Crónicas do Escondidinho: Acção Popular

Em 1999, armei-me em editor de banda desenhada e, com a cumplicidade do José Abrantes, lancei o nº 0 da revista Boa Zona.

Apesar do design do Miguel Rocha, e de histórias de autores como o José Carlos Fernandes, não passou daquele nº 0. Para além de BD, havia espaço para umas histórias curtas escritas por mim e ilustradas (em tom muito negro) pelo José Abrantes, passadas num bairro onde, por uma questão de identidade bairrista, todos eram ladrões. Eram as Crónicas do Escondidinho.

Aqui fica a crónica que estava prevista para o nº 2 da Boa Zona, que não chegou à publicação.

Acção Popular

O café do Godofredo suscitara desde sempre uma grande instabilidade no Escondidinho. O Godofredo era uma das figuras mais antigas da Calçada. Ali tinha nascido e crescido. Mas a decisão de abrir um café na Calçada sempre tinha sido considerado o seu maior erro.

Não ficava bem, para as pessoas do bairro, alguém que tinha um sítio fixo para trabalhar. Era um mau exemplo para a juventude, não estimulava a fuga, e chegava mesmo a criar aparências de negócio legítimo.

Chegou-se a fazer um abaixo-assinado para o fecho do estabelecimento, mas o Paulo Jorge levou-o antes de chegar às mãos do Presidente da Junta, assim iniciando o seu período de “falsificador de assinaturas”, assinando letras e cheques.

O café do Godofredo era assim, e sobretudo, um motivo de inveja por parte daqueles que tinham de se mexer para trabalhar.

No primeiro fim de semana de abertura ao público, o café foi assaltado trinta e nove vezes, o que contribuiu definitivamente para a sua implantação no meio do escondidinho.

Depressa se tornou tão procurado como as zonas mais escondidas da Calçada. O Godofredo sabia bem dirigir o negócio, e compunha a casa com o que tinha conhecimento que ninguém queria levar. Por isso tinha a Rosinha a servir à mesa.

Tudo corria dentro duma certa normalidade, apesar de frequentes comentários, até ao dia em que o Professor Kong fez desaparecer a casa do Ludovico, que se situava em frente ao café do Godofredo, e apareceu com uma licença camarária que o autorizava a construir e explorar um Bar-Restaurante na Calçada.

Transtornados, os habitantes reagiram. O auto-proclamado “Comité para a Defesa dos Valores tradicionais do Escondidinho” foi criado e, sob a chefia do promissor Paulo Jorge que a ele presidia, apresentou-se em força entre os dois cafés.

Levantou-se a questão prévia de determinar se o Bar-Restaurante do Professor Kong, em acelerada construção, era ou não um espaço de comércio. A dúvida levantara-se pois o Ludovico, habituado às constantes alterações no mobiliário da sua casa, ali continuava a dormir, tomar banho, e fazer a sua vida normal.

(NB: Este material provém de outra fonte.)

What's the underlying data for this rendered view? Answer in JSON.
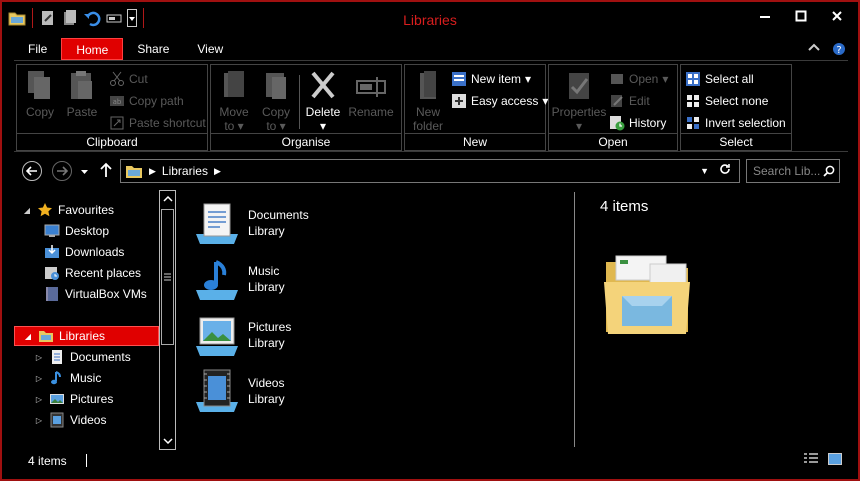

Ultrapassada esta questão, o Comité tomou as primeiras medidas drásticas. Por forma a diminuir o sucesso do Café do Godofredo, ninguém aí entrava ou saía sem ser devidamente revistado por um membro do Comité. Cedo se alterou esta medida, disponibilizando dois elementos para a revista à porta do Godofredo, pois as constantes saídas e entradas da Rosinha obrigaram à afectação exclusiva de um elemento.

Quanto ao Café do Professor Kong, o Comité não teve meias medidas e, mesmo apesar dos protestos do Ludovico, ocupou o sítio.

Lamentavelmente, a acção teve pouco impacto, pois o Professor Kong, demasiado ocupado a assaltar as casas dos membros do Comité, não apareceu no local. A comunicação social foi efectivamente chamada ao local, mas o Paulo Jorge não resistiu à tentação de acrescentar umas câmaras de filmar e uns microfones à sua colecção de objectos vários, e prejudicou a cobertura mediática.

Desmoralizados, os membros do Comité regressaram às suas casas, a Rosinha deixou de entrar e sair a toda a hora, e o Professor Kong deu o seu dia por terminado.

O Café do Professor Kong acabou por nunca abrir, porque o Ludovico começou a fazer obras em casa, aproveitando os materiais de construção que o Professor disponibilizara.